From experimentation, I can see that such precedence is not the case. When I set up 1) differently from 2), 1) took precedence over 2) in affecting LinkADRReq command (unexpected behavior). However, when I later manually changed ADR settings in 3), this one affected LinkADRReq command (expected behavior). With such precedence between 1) and 2), how would you set different ADR settings between devices with different capabilities (eg. with different number of channels)?

Could you please clarify the precedence of ADR settings?

gotthardp commented 6 years ago

It's not really a precedence. 1) Network defines the implicit settings-- what is effective after reset/join without any ADR commands. 2) Profile defines the group config-- what any of the devices shall use. If the actual (implicit) Node setting doesn't correspond to the requested, an ADR is sent. 3) Node defines the actual requested settings, i.e. what the user or the algorithm requested to set.

Some description is also here: https://github.com/gotthardp/lorawan-server/blob/master/doc/Devices.md#adaptive-data-rate-adr

The documentation is not perfect and bugs are possible, but this is the overall concept.

Neuromystix commented 6 years ago

Hi Petr,

Simple question related to this. I'm running version 0.5.2 in RPI and checked that the server only send LinkADRReq after 50 uplinks, as stated here. I'm testing OTAA and at least the DR change, not tested power. Do you changed that value it in 0.5.3? I think it could be a nice feature to configure that value also.

Best regard Nelson Pinto

gotthardp commented 6 years ago

Hello, @Neuromystix. The manual changes can be done anytime and in this case the LinkADRReq is sent immediately, But in case of the auto-ajust ADR it still takes 50 frames to make a change. This value has been used all the time. Would it be OK to have it configurable in the server.config file, or you really need a web-configurable value? The more config parameters the more confusing it will be.

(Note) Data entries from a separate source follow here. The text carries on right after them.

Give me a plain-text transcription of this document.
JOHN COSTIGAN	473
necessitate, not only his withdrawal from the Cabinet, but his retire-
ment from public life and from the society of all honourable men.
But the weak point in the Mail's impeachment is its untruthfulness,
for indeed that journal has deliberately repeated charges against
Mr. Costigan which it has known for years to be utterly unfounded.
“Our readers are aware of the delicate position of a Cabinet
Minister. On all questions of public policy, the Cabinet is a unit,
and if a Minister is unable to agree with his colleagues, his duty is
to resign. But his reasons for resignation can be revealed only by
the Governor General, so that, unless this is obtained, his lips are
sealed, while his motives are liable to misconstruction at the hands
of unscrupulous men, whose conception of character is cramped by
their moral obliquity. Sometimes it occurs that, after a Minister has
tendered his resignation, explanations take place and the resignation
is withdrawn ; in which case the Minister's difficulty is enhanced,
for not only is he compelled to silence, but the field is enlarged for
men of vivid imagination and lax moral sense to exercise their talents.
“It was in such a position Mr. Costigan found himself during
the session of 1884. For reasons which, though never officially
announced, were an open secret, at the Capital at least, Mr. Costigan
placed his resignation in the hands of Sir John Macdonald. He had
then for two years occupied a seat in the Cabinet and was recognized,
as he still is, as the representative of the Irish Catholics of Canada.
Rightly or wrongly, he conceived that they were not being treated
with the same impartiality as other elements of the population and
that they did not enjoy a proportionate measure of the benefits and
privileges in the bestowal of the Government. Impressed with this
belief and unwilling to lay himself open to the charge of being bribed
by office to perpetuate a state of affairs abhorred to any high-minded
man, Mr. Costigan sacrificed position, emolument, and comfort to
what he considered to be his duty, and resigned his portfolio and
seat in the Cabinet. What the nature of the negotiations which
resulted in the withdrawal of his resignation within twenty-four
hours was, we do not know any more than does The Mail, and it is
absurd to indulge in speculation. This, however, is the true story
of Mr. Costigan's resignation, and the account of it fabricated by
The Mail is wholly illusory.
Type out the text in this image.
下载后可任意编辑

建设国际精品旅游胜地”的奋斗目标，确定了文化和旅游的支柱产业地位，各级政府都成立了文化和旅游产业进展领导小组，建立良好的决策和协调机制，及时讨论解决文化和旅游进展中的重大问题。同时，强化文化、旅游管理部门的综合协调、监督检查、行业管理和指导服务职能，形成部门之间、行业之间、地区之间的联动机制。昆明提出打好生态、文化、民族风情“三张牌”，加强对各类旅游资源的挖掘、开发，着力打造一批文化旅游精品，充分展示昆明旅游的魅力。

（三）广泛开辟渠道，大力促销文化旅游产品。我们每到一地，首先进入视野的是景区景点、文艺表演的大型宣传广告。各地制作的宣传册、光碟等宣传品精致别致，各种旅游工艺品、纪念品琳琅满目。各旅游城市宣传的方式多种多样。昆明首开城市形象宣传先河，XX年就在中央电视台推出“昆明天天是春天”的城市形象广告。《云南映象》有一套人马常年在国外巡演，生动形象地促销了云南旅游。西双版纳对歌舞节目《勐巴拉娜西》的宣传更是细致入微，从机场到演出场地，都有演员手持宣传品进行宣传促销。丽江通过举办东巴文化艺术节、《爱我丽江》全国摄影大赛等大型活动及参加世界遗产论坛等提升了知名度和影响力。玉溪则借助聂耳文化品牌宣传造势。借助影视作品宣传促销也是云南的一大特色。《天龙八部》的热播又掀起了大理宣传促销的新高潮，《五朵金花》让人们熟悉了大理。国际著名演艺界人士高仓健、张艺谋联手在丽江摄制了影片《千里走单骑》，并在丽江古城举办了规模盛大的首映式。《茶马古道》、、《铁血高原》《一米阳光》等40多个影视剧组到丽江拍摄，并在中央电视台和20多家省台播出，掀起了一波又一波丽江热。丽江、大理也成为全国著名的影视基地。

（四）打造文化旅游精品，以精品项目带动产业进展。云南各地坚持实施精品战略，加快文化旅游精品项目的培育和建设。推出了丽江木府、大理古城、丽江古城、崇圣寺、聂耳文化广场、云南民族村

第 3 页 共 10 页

Neuromystix commented 6 years ago

Hi @gotthardp. The main purpose of it is to test how ADR is working on some microcontrollers. That's why 50 frames are a loooong time. So it could be in server.config file, don´t need nothing web configurable - as you said, there are already too many thing to config ;)

Here, we are using Pycom LoPy platform, which are great devices and have a good support. However, ADR was a thing that we can't get working fine and we suppose that's something firmware related.

Best regards Nelson Pinto

gotthardp commented 6 years ago

@Neuromystix, I just made a "hidden" config parameter for you: {frames_before_adr, 50}. Add this line to your .config file and change the number to whatever number you need.

Neuromystix commented 6 years ago

@gotthardp Thanks =) That's great and can be very useful for whoever is working with microcontrollers ;)

Best regards Nelson Pinto

gotthardp commented 6 years ago

I believe the issue was resolved, so I am closing this. If it keeps failing, feel free to open a new issue.